B. EXTENDED TERM RENT - OPTION PERIOD: The monthly Rent for the Building during
the extended term(s) shall equal ninety-five percent (95%) of the fair market
monthly Rent for the Building as of the commencement date of the extended term,
but in no case (i) less than the Rent during the last month of the prior lease
term and (ii) greater than one hundred five percent (105%) of the Rent during
the last month of the prior lease term. Promptly upon Lessee's exercise of the
option to extend, Lessee and Lessor shall meet and attempt to agree on the fair
market monthly Rent for the Building as of the commencement date of the
extended term. In the event the parties fail to agree upon the amount of the
monthly Rent for the extended term prior to commencement thereof, the monthly
Rent for the extended term shall be determined by appraisal in the manner
hereafter set forth; provided, however, that in no event shall the monthly Rent
for the extended term be less than in the immediate preceding period. Annual
base rent increases during the extended term shall be 3% per year.
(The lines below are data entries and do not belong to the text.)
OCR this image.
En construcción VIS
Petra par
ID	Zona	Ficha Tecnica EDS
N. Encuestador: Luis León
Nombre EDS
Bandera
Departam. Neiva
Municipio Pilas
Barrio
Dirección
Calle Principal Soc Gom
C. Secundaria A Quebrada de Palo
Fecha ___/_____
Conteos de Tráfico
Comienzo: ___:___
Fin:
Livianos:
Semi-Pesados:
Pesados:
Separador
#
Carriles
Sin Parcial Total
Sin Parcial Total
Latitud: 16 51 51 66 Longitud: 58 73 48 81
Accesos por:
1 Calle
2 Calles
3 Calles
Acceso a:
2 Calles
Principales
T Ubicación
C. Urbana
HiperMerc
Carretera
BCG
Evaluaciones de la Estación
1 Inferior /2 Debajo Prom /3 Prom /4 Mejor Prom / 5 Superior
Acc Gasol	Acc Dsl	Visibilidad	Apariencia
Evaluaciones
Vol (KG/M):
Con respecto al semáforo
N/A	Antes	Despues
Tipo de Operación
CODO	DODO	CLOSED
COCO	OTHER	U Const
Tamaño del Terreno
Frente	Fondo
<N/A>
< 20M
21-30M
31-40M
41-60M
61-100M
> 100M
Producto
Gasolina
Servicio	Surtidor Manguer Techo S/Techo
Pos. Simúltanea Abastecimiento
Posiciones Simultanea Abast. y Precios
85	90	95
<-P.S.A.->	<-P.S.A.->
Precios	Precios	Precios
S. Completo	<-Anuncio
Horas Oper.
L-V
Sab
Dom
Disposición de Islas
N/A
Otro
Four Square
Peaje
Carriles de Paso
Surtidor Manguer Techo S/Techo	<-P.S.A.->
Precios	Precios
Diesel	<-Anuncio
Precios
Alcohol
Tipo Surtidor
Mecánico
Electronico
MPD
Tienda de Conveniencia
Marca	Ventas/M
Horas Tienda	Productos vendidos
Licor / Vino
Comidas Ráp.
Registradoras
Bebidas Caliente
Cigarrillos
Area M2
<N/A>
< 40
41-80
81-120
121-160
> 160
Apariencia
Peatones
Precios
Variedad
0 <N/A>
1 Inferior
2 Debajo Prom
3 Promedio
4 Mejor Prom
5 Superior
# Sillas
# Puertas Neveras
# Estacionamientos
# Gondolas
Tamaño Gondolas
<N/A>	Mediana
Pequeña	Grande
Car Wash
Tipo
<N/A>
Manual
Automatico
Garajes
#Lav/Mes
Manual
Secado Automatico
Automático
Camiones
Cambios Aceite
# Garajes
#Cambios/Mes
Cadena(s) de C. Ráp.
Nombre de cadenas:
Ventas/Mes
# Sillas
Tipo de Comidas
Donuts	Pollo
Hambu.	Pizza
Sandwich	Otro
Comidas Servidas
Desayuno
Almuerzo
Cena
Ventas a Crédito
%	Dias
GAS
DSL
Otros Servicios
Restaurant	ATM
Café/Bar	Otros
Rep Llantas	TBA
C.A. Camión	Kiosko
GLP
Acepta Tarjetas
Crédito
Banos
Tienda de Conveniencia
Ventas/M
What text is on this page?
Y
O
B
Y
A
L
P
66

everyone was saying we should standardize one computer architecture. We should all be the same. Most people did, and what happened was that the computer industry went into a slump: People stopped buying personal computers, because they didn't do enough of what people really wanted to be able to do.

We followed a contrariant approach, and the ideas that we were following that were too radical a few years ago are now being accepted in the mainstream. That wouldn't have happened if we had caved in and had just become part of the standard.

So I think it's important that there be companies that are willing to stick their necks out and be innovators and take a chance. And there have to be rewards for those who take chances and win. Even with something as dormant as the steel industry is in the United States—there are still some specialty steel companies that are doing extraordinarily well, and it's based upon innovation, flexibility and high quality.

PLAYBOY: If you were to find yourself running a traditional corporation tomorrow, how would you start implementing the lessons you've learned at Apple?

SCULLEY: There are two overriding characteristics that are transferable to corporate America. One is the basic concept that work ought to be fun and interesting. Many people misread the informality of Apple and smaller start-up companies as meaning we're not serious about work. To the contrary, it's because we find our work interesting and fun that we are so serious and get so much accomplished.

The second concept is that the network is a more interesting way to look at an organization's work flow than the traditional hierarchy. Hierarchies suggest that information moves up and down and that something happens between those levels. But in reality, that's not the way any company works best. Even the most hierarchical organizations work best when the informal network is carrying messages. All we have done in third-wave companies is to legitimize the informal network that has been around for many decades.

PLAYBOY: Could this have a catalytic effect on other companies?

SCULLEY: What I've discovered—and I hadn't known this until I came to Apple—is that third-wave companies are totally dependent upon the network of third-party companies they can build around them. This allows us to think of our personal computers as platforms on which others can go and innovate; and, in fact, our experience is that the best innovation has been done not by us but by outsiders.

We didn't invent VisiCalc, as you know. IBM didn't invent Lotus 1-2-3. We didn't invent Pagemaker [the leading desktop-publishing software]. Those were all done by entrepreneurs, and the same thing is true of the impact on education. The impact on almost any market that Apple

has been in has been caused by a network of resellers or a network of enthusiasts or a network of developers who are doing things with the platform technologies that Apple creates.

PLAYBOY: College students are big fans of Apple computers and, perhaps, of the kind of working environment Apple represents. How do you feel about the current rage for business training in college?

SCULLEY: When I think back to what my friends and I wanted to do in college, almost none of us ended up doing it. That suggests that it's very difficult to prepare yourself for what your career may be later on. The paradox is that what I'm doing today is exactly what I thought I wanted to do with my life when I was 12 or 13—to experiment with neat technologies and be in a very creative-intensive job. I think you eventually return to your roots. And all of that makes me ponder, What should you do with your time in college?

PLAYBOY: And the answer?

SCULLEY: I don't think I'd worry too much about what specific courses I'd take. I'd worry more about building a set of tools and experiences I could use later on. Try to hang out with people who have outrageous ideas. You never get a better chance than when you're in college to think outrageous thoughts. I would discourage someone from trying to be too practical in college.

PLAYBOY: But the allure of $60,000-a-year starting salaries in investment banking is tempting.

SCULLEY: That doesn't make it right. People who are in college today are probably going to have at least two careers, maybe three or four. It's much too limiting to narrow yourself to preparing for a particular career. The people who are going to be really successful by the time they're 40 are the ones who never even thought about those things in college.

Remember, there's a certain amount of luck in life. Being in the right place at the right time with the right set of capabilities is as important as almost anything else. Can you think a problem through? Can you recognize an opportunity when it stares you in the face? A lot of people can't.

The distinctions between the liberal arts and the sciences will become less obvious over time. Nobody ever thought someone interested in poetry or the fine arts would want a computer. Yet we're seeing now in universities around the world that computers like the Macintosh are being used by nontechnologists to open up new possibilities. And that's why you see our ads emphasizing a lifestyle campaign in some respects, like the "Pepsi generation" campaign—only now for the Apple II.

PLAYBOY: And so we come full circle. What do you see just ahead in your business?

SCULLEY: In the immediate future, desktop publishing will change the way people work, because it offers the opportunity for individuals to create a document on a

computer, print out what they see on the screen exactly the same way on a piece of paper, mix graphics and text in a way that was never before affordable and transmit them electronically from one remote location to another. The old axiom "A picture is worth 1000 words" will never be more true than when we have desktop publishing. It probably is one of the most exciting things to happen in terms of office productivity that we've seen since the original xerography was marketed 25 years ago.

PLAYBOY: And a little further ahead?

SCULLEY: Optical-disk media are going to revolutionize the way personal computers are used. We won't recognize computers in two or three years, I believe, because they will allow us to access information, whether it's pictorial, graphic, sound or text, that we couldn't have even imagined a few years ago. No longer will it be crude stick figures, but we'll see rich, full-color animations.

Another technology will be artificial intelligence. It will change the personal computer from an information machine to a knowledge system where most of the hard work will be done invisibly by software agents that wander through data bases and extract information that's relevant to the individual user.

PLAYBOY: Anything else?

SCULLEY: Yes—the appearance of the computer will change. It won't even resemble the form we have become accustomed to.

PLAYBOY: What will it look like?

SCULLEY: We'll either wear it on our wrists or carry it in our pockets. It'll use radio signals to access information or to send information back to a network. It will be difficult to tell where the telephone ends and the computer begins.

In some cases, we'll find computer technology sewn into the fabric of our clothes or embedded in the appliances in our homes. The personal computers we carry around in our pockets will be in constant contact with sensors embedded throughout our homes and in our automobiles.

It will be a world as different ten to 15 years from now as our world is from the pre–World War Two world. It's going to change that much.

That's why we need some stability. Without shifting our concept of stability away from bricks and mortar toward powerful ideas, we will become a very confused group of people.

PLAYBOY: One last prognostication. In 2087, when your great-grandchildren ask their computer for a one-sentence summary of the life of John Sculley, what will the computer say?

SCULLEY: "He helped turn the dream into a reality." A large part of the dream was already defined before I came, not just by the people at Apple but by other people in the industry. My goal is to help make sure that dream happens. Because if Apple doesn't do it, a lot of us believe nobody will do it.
In the
event it becomes necessary under this paragraph to determine the fair market
monthly Rent of the Building by appraisal, Lessor and Lessee each shall appoint
a real estate appraiser who shall be a member of the American Institute of Real
Estate Appraiser ("AIREA") and such appraisers shall each determine the fair
market monthly Rent for the Building taking into account the value of the
Premises and the amenities provided by the outside areas, the common areas, and
the Building, and prevailing comparable Rentals in the area. Such appraisers
shall, within twenty (20) business days after their appointment, complete their
appraisals and submit their appraisal reports to Lessor and Lessee. If the
fair market monthly Rent of the Building established in the two (2) appraisals
varies by five percent (5%) or less of the higher Rent, the average of the two
shall be controlling. If said fair market monthly
Page 19
<PAGE>
Rent varies by more than five percent (5%) of the higher Rental, said
appraisers, within ten (10) days after submission of the last appraisal, shall
appoint a third appraiser who shall be a member of the AIREA and who shall also
be experienced in the appraisal of Rent values and adjustment practices for
commercial properties in the vicinity of the Building. Such third appraiser
shall, within twenty (20) business days after his appointment, determine by
appraisal the fair market monthly Rent of the Building taking into account the
same factors referred to above, and submit his appraisal report to Lessor and
Lessee. The fair market monthly Rent determined by the third appraiser for the
Building shall be controlling, unless it is less than that set forth in the
lower appraisal previously obtained, in which case the value set forth in said
lower appraisal shall be controlling, or unless it is greater than that set
forth in the higher appraisal previously obtained in which case the Rent set
for in said higher appraisal shall be controlling. If either Lessor or Lessee
fails to appoint an appraiser, or if an appraiser appointed by either of them
fails, after his appointment to submit his appraisal within the required period
in accordance with the foregoing, the appraisal submitted by the appraiser
properly appointed and timely submitting his appraisal shall be controlling.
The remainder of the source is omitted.